Matthew Ruley wore protective medical gear and sat beside his wife on their 25th wedding anniversary. From her hospital room, where she was sedated due to COVID-19 complications, he called people who had been at their wedding — the bridesmaids, the woman who caught the bouquet. He held the phone to her ear.
They had met during the first rehearsal for a production of Sweeney Todd put on by the St. Petersburg Little Theatre. And after that, they did everything as a team: facilitating meetings, serving as sounding boards on big projects, raising two kids they adopted from Kazakhstan in 2008, putting on shows, performing tunes.
Those who heard Suzanne Ruley’s voice said they never forgot it.
But the multi-talented singer, artist and nonprofit fundraiser was more often an unsung voice in the room. After her death on Wednesday, family, friends and colleagues spoke of her effervescent personality and her fierce advocacy for the arts, quietly raising millions for nonprofits in Pinellas County.
When Ms. Ruley, the director of development at the Pinellas Community Foundation, was admitted to the hospital a couple weeks before Christmas, her friends followed Matthew’s Facebook posts and thought she would pull through. That’s who she was, they said.
“She was a fighter,” said Susan Crockett, president and CEO of Ruth Eckerd Hall, where Ms. Ruley had previously worked. “She was so strong. She made the best of everything.”
Ms. Ruley had worked as a volunteer on Ruth Eckerd’s board of directors before being hired to help secure grants. She would ask others what she could do to support their work and pushed colleagues in their own professional development.
Crockett remembered an after-work boot camp the organization held for employees. Ms. Ruley had accidentally packed two left shoes. They laughed, but Crockett was more surprised to see Ms. Ruley lacing up her shoes and laughing at herself through a workout.
“That was just kind of what she would do,” Crockett said. “She would persevere. Whatever was in front of her, it didn’t stop her. ”
Ms. Ruley was born in Hackensack, NJ, and raised as an only child. After graduating from the Academy of Holy Angels, she earned a degree in painting and drawing from Carnegie Mellon University.
She was an artist in many mediums, visual and performing. Her friends and colleagues remembered her readiness to burst into song at the smallest bit of good news.
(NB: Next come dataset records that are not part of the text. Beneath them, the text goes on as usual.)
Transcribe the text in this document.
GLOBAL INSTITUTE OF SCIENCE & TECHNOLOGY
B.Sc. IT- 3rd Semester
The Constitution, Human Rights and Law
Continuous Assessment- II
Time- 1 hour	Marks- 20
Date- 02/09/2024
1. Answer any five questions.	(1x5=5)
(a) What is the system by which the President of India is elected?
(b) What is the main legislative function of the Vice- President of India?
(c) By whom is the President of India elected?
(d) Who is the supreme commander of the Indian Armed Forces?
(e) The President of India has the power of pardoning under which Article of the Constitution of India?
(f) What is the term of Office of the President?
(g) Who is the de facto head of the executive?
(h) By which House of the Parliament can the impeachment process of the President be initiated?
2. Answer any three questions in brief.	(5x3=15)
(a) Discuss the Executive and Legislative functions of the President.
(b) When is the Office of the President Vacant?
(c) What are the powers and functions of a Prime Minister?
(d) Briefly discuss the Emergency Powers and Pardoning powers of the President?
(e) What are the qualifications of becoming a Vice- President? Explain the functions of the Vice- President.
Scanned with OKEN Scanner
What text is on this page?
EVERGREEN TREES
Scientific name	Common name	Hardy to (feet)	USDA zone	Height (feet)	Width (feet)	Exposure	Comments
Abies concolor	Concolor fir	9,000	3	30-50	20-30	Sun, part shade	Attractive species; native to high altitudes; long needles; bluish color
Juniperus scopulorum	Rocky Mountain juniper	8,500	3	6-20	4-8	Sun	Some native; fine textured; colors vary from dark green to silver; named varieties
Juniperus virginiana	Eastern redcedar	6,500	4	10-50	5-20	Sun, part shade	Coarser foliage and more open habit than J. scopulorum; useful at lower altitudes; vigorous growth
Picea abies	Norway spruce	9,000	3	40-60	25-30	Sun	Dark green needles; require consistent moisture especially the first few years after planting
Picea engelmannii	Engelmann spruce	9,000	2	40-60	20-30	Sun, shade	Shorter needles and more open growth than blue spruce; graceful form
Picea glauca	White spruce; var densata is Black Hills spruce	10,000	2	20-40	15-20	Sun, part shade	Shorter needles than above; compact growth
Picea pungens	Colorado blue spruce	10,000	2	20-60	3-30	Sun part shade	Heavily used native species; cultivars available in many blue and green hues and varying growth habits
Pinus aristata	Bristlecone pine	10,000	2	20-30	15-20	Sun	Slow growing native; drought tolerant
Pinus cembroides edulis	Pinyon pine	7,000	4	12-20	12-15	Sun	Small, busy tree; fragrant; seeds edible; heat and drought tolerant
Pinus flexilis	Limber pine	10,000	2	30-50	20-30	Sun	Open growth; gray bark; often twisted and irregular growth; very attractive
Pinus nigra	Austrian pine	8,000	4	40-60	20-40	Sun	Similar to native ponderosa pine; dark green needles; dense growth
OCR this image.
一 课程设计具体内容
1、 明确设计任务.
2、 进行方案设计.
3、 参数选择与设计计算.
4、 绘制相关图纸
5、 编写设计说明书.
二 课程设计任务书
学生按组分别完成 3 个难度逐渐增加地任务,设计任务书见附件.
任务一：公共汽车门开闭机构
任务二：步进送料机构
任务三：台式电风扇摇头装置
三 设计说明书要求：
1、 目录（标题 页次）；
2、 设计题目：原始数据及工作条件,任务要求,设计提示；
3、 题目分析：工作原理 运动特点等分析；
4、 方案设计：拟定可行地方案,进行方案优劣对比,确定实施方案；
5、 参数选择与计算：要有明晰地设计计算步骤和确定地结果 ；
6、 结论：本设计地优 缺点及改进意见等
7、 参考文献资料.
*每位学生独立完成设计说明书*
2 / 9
“She was a singer, she was an actress, but her as a personality was a one-woman show in itself,” said Jared O’Roark, who first worked with her at Ruth Eckerd Hall. “She just lit up a room. She had one of those laughs that if you hear it across the room you know exactly who it belongs to. Even if she was telling a joke and her joke wasn’t funny, her laughing at the joke was what would make you chuckle. And there were so many times we were laughing to the point we had tears coming out of our noses or couldn’t breathe.”
Her husband said her big heart spilled into everything she did, whether serving as an advocate for the arts or dancing with the kids when they were small or playing hide-and-seek in the grocery store when they were old enough to act embarrassed about it.
“She just had this warmth and joy, and laughter was just part of her nature,” Matthew Ruley said. “When you met her you’d see how vibrant she was. And it wasn’t an act. It was absolutely her.”
Christian Hubbard, cultural affairs coordinator for the city of Clearwater, first came to know Ms. Ruley through research and papers she presented on the importance of public art. He fondly remembered meetings facilitated by both of the Ruleys.
“She had such a wonderful voice and personality she brought to something even as normal as a sit-down planning experience,” Hubbard said. “It felt like fun to work with her. She was bubbling with energy and thoughts of anything’s possible.”
Duggan Cooley, CEO of the Pinellas Community Foundation, said he always enjoyed overhearing Ms. Ruley’s phone calls. No matter who was at the other end, he said, she made it sound like they were the most important person.
Her success as a fundraiser, he said, came from a deep belief that people could find themselves and understand where they belonged in the world through art, and that it should be accessible to all.
“Everything about her was genuine and people knew that,” Cooley said. “She had no issue talking to anybody about almost anything.”
O’Roark remembered leaving Ruth Eckerd Hall to start a theatre-based nonprofit in Tampa. But at the time, he said, he knew very little about grant writing, so Ms. Ruley tutored him.
“She took me to the library, sat me down, taught me how to look for grants, find grants, secret ways for looking grants other people might not know of,” he recalled. “She just wanted the best for everyone involved. She lived what you want a nonprofit to be.”
And the Tampa Bay community will miss her, he said.
“When someone’s in development, they’re the unknown voice in the room,” O’Roark said. “It’s because of them people in nonprofits get to do what they do a lot of the time.... She’s touched hundreds of thousands of kids who have felt her legacy from projects she’s helped fund.”
Born: Sept. 17, 1968
Died: Jan. 13, 2021.
Survivors: Matthew Ruley, husband; Alonya Ruley, daughter; Andrey, son.